A Russian ban on U.S. chicken imports devastated the market for dark meat, sending broiler prices down more than 20 percent in 2002, and cut off American poultry farmers' largest export market.
That has led to stockpiling of dark meat at home -- which means processors need fewer new broilers from farmers.
"It's trickling down to people like us, who are definitely seeing a slowdown in the number of birds that we're growing on an annual basis," said Dan Heller of Flintrock Farm in Lititz.
"I'd say we're seeing between a 10 [percent] and 15 percent slowdown, which is directly related to our revenue. It obviously hurts."
Chicken was the top U.S. export to Russia, bringing in $600 million to $700 million per year. In February 2002, Russia imported 193 million pounds of American broilers, according to Bryan Vasseur, director of the Institute of Ranch Management at Texas Christian University.
And while Americans prefer white meat -- which makes up only half of the chicken by volume -- Russians prefer dark meat, which helps to balance out the market.
"Trading with Russia was very beneficial to the industry," said Greg Martin, Penn State University poultry extension agent in Lancaster County.
Ban on U.S. chicken
But in March 2002, Russia began an on-again, off-again ban on U.S. chicken, complaining of unsanitary conditions in processing plants and demanding stricter inspections of American birds.
"They were requiring inspections of individual groups of birds, and they wanted to have veterinarians from Russia come over and inspect every single one of our plants," said R. Michael Hulet, associate professor of poultry science at Penn State.

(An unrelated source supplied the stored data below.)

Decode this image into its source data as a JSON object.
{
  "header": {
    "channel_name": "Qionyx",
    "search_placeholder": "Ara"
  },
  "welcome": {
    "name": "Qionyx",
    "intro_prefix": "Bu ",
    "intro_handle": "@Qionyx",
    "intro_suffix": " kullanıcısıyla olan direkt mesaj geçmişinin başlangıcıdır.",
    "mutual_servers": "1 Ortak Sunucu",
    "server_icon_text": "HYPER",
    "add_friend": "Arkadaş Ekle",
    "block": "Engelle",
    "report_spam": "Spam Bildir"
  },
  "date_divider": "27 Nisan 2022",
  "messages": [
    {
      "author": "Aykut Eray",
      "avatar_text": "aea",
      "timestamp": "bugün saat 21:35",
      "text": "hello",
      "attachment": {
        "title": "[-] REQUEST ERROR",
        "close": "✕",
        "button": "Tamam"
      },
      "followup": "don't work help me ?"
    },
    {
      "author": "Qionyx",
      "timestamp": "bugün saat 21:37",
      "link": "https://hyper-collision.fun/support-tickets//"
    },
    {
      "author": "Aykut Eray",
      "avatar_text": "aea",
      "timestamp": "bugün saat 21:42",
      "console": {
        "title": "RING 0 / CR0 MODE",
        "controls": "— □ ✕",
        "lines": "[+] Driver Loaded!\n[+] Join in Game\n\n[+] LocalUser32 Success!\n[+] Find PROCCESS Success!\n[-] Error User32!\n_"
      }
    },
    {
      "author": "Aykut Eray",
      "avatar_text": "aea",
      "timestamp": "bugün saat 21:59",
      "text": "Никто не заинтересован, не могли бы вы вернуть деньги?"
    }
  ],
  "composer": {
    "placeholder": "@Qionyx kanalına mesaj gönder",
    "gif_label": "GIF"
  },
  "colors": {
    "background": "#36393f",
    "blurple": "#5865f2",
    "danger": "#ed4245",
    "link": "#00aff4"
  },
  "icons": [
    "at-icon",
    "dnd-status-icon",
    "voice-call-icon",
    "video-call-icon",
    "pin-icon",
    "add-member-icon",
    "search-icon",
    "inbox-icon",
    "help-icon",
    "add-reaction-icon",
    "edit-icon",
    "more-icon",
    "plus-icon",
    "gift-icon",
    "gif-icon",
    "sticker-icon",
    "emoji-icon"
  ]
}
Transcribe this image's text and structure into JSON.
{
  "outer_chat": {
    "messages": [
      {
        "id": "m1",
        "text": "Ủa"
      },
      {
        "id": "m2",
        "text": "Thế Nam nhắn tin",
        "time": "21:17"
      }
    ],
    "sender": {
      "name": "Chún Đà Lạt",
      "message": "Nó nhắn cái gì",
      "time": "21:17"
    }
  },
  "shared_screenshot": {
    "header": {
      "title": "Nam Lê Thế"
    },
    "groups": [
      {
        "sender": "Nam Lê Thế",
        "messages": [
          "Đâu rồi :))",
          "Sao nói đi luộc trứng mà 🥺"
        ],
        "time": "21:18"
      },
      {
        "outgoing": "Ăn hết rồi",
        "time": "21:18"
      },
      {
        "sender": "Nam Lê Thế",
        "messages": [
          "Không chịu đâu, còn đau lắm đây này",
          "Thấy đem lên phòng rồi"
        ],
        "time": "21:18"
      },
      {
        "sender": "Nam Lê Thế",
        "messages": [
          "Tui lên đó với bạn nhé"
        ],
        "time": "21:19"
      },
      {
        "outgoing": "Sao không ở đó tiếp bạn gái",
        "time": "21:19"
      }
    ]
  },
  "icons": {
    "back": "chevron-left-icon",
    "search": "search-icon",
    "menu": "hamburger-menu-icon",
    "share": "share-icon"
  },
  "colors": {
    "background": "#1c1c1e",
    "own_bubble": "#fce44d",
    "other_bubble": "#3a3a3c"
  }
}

Katarina Keller, an international trade expert and assistant professor of economics at Susquehanna University in Selinsgrove, said the health concerns were probably a smoke screen for a policy aimed at retaliating for U.S. steel tariffs -- which are expected to cost Russia $750 million in exports per year -- and protecting Russia's fledgling poultry industry.
"I think that the whole thing is originating from the fact that the American chicken is kind of taking over the Russian chicken market," said Keller, adding that about 70 percent of the chicken consumed in Russia comes from the United States.
"They are kind of picking on a big issue for us because steel is a big issue for them," Keller said. "That's not officially stated, but that's the only way I can read this."
Restrictions continued
Russia lifted the ban in April 2002, and exports resumed a month later. But additional restrictions kept Russian imports to about one-sixth their previous level, Vasseur said.
Bill Robinson, who raises broilers for Kreamer Feed in Snyder County, said the Russian embargo came at a particularly bad time.
Exports already were suffering because of outbreaks of avian flu in Pennsylvania, Virginia, West Virginia and North Carolina, and exotic Newcastle disease in California, Arizona and Nevada. On top of that, an East Coast drought resulted in higher feed prices.
Farmers -- whose prices are often fixed in contracts -- may have made out better than processors. Since December, Tyson Foods Inc., the world's largest meat producer, has closed plants in Oklahoma, Florida and Maryland.
Even though U.S. exports were back up to 153 million pounds in February 2003, Vasseur said, Tyson and other exporters have to work through a backlog of frozen meat before they can bring production back to pre-embargo levels.
"We still have that glut, or that stockpile of dark meat," Vasseur said. "We're working through it now, but we're still not up to the levels of spring of 2002."